On Knowledge Graphs and how they enhance Natural Language Understanding technology

  • 22 October 2021
  • 0 replies

Userlevel 4
Badge +1

We’ve stepped into a second phase for Machine Learning, one in which it’s become fairly known that it isn’t very efficient to build a basic understanding of language in a Machine Learning model from scratch every time a new project starts. Language is an established baseline of every document, and it has nothing to do with the specificity of an industry or a use case. A small portion of it is, but, for the most part, a document is full of words and concepts any person would understand, even those that don’t work in the industry the text is meant for.

by Jayarathina - Own work, CC BY-SA 4.0, https://commons.wikimedia.org/w/index.php?curid=37135596

Therefore, it is faster to infuse the training of a model with pre-established knowledge, and the best way to do this is to adopt a knowledge graph. This new level of maturity in the AI world has rendered the conversation around knowledge graphs more common than it used to be. Consequently, now many are wondering what a knowledge graph is, how it works, how it can be leveraged. The advantages knowledge graphs bring can’t be exhausted in one article, but I’ll start with one that goes straight to the point. I’ll jump right in with an example.

Let’s say we need to catalog or search content (documents/products/etc.) that belongs to very specific categories like Music, Sports, Movies, Furniture, etc.
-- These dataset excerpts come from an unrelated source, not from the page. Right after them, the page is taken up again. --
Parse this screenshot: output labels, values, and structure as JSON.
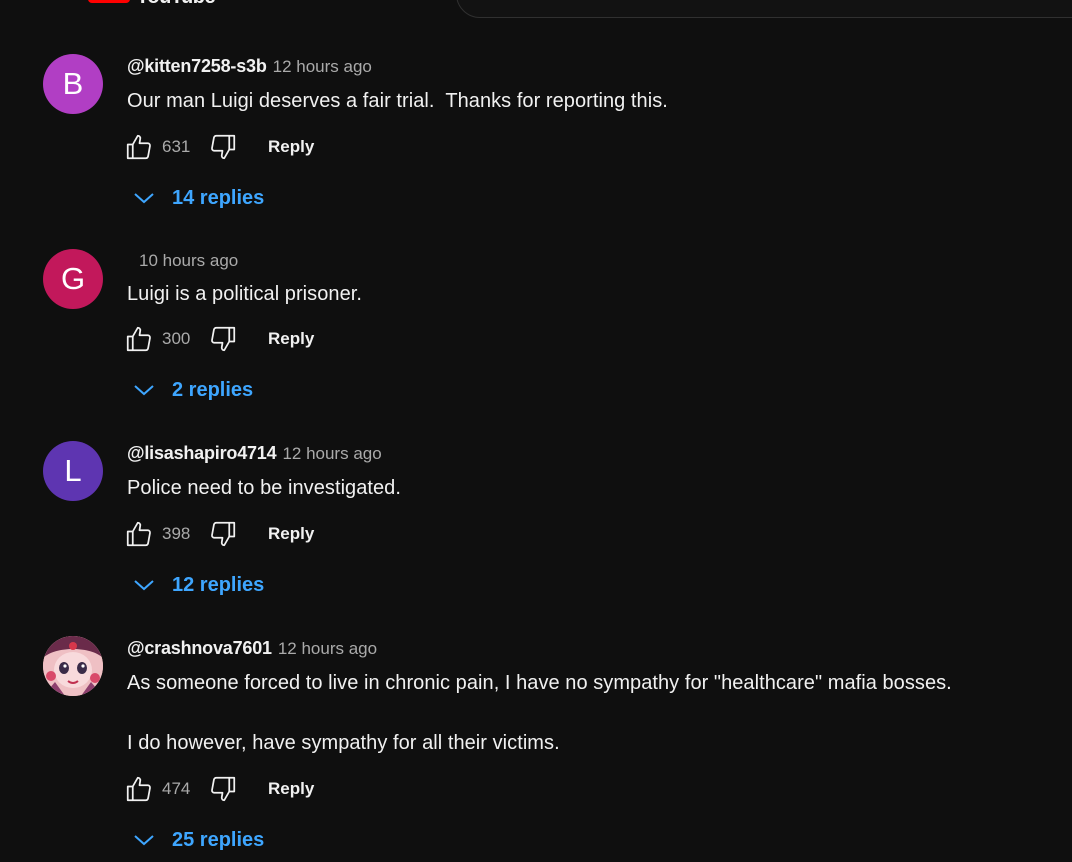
{
  "header": {
    "logo_text": "YouTube"
  },
  "comments": [
    {
      "avatar_letter": "B",
      "avatar_color": "#b13ec4",
      "author": "@kitten7258-s3b",
      "time": "12 hours ago",
      "text_lines": [
        "Our man Luigi deserves a fair trial.  Thanks for reporting this."
      ],
      "likes": "631",
      "reply_label": "Reply",
      "replies_label": "14 replies"
    },
    {
      "avatar_letter": "G",
      "avatar_color": "#c2185b",
      "author": "",
      "time": "10 hours ago",
      "text_lines": [
        "Luigi is a political prisoner."
      ],
      "likes": "300",
      "reply_label": "Reply",
      "replies_label": "2 replies"
    },
    {
      "avatar_letter": "L",
      "avatar_color": "#5e35b1",
      "author": "@lisashapiro4714",
      "time": "12 hours ago",
      "text_lines": [
        "Police need to be investigated."
      ],
      "likes": "398",
      "reply_label": "Reply",
      "replies_label": "12 replies"
    },
    {
      "avatar_letter": "",
      "avatar_color": "#e6a9b0",
      "author": "@crashnova7601",
      "time": "12 hours ago",
      "text_lines": [
        "As someone forced to live in chronic pain, I have no sympathy for \"healthcare\" mafia bosses.",
        "I do however, have sympathy for all their victims."
      ],
      "likes": "474",
      "reply_label": "Reply",
      "replies_label": "25 replies"
    }
  ]
}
One document reads: “Susan’s the pianist who’s playing now.

A second document reads: “Mary’s the goalkeeper who’s playing now.
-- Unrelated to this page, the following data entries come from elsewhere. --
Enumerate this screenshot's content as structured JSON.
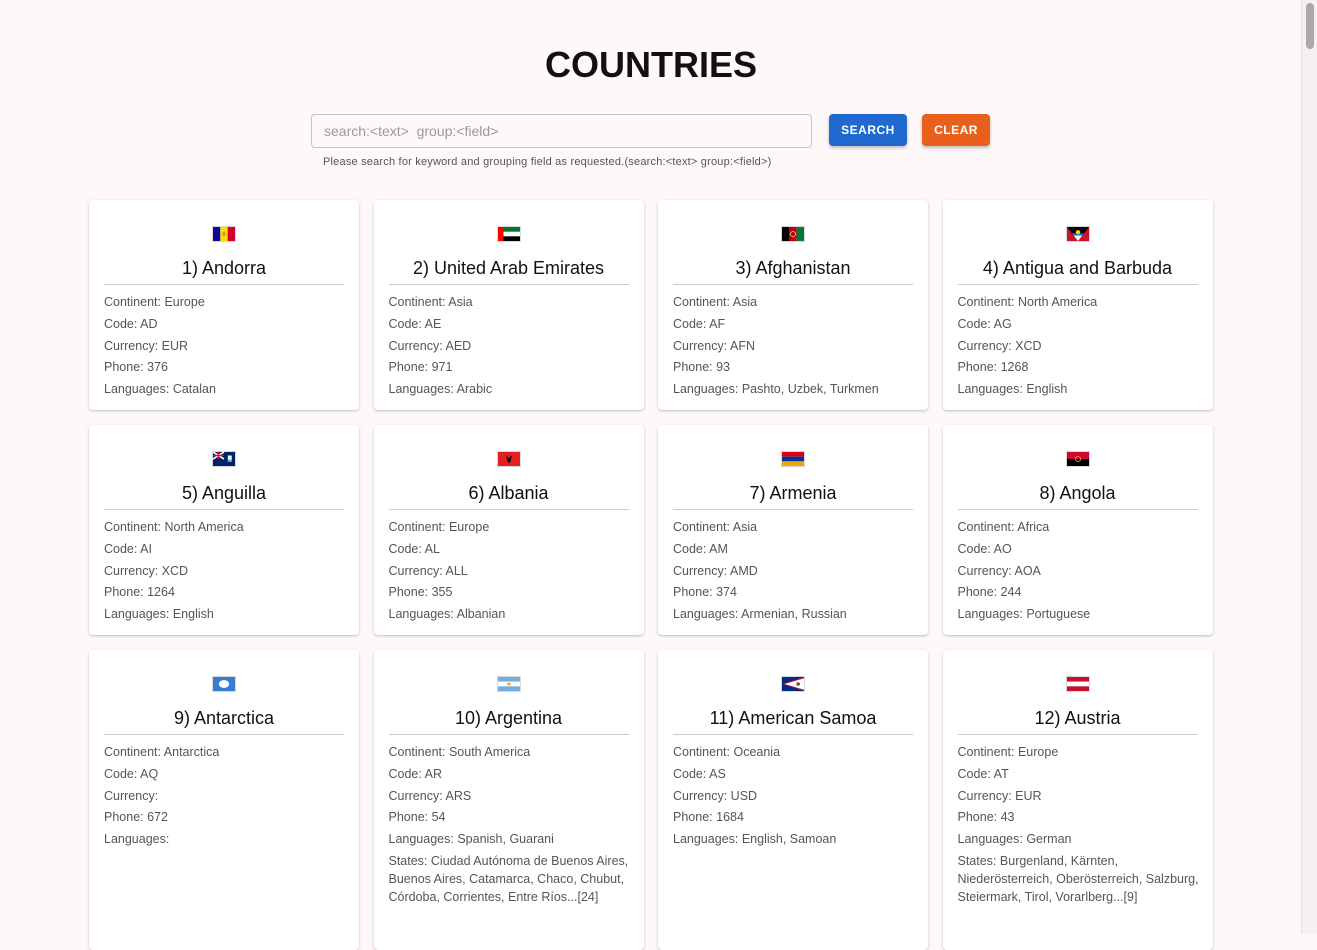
{
  "page": {
    "title": "COUNTRIES"
  },
  "search": {
    "placeholder": "search:<text>  group:<field>",
    "value": "",
    "helper": "Please search for keyword and grouping field as requested.(search:<text> group:<field>)",
    "search_label": "SEARCH",
    "clear_label": "CLEAR"
  },
  "labels": {
    "continent": "Continent:",
    "code": "Code:",
    "currency": "Currency:",
    "phone": "Phone:",
    "languages": "Languages:",
    "states": "States:"
  },
  "countries": [
    {
      "title": "1) Andorra",
      "flag": "andorra-flag-icon",
      "continent": "Europe",
      "code": "AD",
      "currency": "EUR",
      "phone": "376",
      "languages": "Catalan"
    },
    {
      "title": "2) United Arab Emirates",
      "flag": "uae-flag-icon",
      "continent": "Asia",
      "code": "AE",
      "currency": "AED",
      "phone": "971",
      "languages": "Arabic"
    },
    {
      "title": "3) Afghanistan",
      "flag": "afghanistan-flag-icon",
      "continent": "Asia",
      "code": "AF",
      "currency": "AFN",
      "phone": "93",
      "languages": "Pashto, Uzbek, Turkmen"
    },
    {
      "title": "4) Antigua and Barbuda",
      "flag": "antigua-flag-icon",
      "continent": "North America",
      "code": "AG",
      "currency": "XCD",
      "phone": "1268",
      "languages": "English"
    },
    {
      "title": "5) Anguilla",
      "flag": "anguilla-flag-icon",
      "continent": "North America",
      "code": "AI",
      "currency": "XCD",
      "phone": "1264",
      "languages": "English"
    },
    {
      "title": "6) Albania",
      "flag": "albania-flag-icon",
      "continent": "Europe",
      "code": "AL",
      "currency": "ALL",
      "phone": "355",
      "languages": "Albanian"
    },
    {
      "title": "7) Armenia",
      "flag": "armenia-flag-icon",
      "continent": "Asia",
      "code": "AM",
      "currency": "AMD",
      "phone": "374",
      "languages": "Armenian, Russian"
    },
    {
      "title": "8) Angola",
      "flag": "angola-flag-icon",
      "continent": "Africa",
      "code": "AO",
      "currency": "AOA",
      "phone": "244",
      "languages": "Portuguese"
    },
    {
      "title": "9) Antarctica",
      "flag": "antarctica-flag-icon",
      "continent": "Antarctica",
      "code": "AQ",
      "currency": "",
      "phone": "672",
      "languages": ""
    },
    {
      "title": "10) Argentina",
      "flag": "argentina-flag-icon",
      "continent": "South America",
      "code": "AR",
      "currency": "ARS",
      "phone": "54",
      "languages": "Spanish, Guarani",
      "states": "Ciudad Autónoma de Buenos Aires, Buenos Aires, Catamarca, Chaco, Chubut, Córdoba, Corrientes, Entre Ríos...[24]"
    },
    {
      "title": "11) American Samoa",
      "flag": "american-samoa-flag-icon",
      "continent": "Oceania",
      "code": "AS",
      "currency": "USD",
      "phone": "1684",
      "languages": "English, Samoan"
    },
    {
      "title": "12) Austria",
      "flag": "austria-flag-icon",
      "continent": "Europe",
      "code": "AT",
      "currency": "EUR",
      "phone": "43",
      "languages": "German",
      "states": "Burgenland, Kärnten, Niederösterreich, Oberösterreich, Salzburg, Steiermark, Tirol, Vorarlberg...[9]"
    }
  ]
}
Why is it so easy for a person to immediately get that the first document is about music, while the second one is about sports? The answer is straightforward: the concept “pianist” is associated to the domain of music, while “goalkeeper” is associated to soccer, which is a sport. This is what we call a semantic association.
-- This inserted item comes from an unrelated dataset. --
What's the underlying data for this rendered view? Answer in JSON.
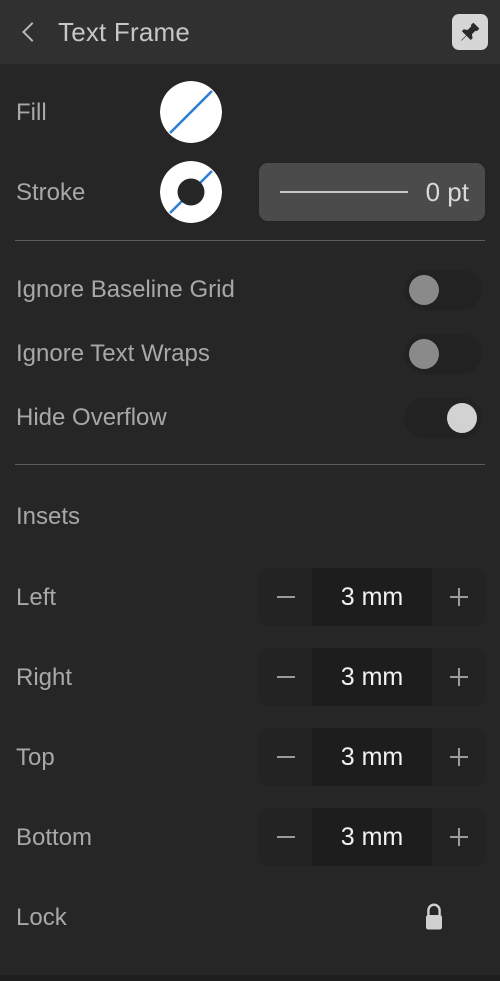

A knowledge graph is a data structure that stores all these concepts and associations, respecting their dependencies in the form of tree branches (human activities -> sports -> soccer -> goalkeeper) as well as differentiating the types of relations between concepts (a “pug” and a “paw” are both connected to “dog”, but the former is a type of dog while the latter is a part of a dog).

Additionally, if we look again at those sentences, we notice there’s more. Something not apparent at word level, hidden in the semantics of those statements. Those two instances of the word “playing” refer to entirely different actions, the first one being “playing the piano”, and the second one having to do with engaging in a sporting activity. This shows how many subtle implications routinely trickle through entire sentences and paragraphs without actually using different forms. An accurate analysis and indexing would consider those two instances of the verb “to play” as they were two different things, and act accordingly. Understanding this particular feature of knowledge graphs also happens to highlight a bigger problem we’ve observed during the first phase of this modern iteration of Machine Learning: if an ML model (that is, the production engine produced by an ML algorithm) is only trained using words, as opposed to concepts, it can only get so far.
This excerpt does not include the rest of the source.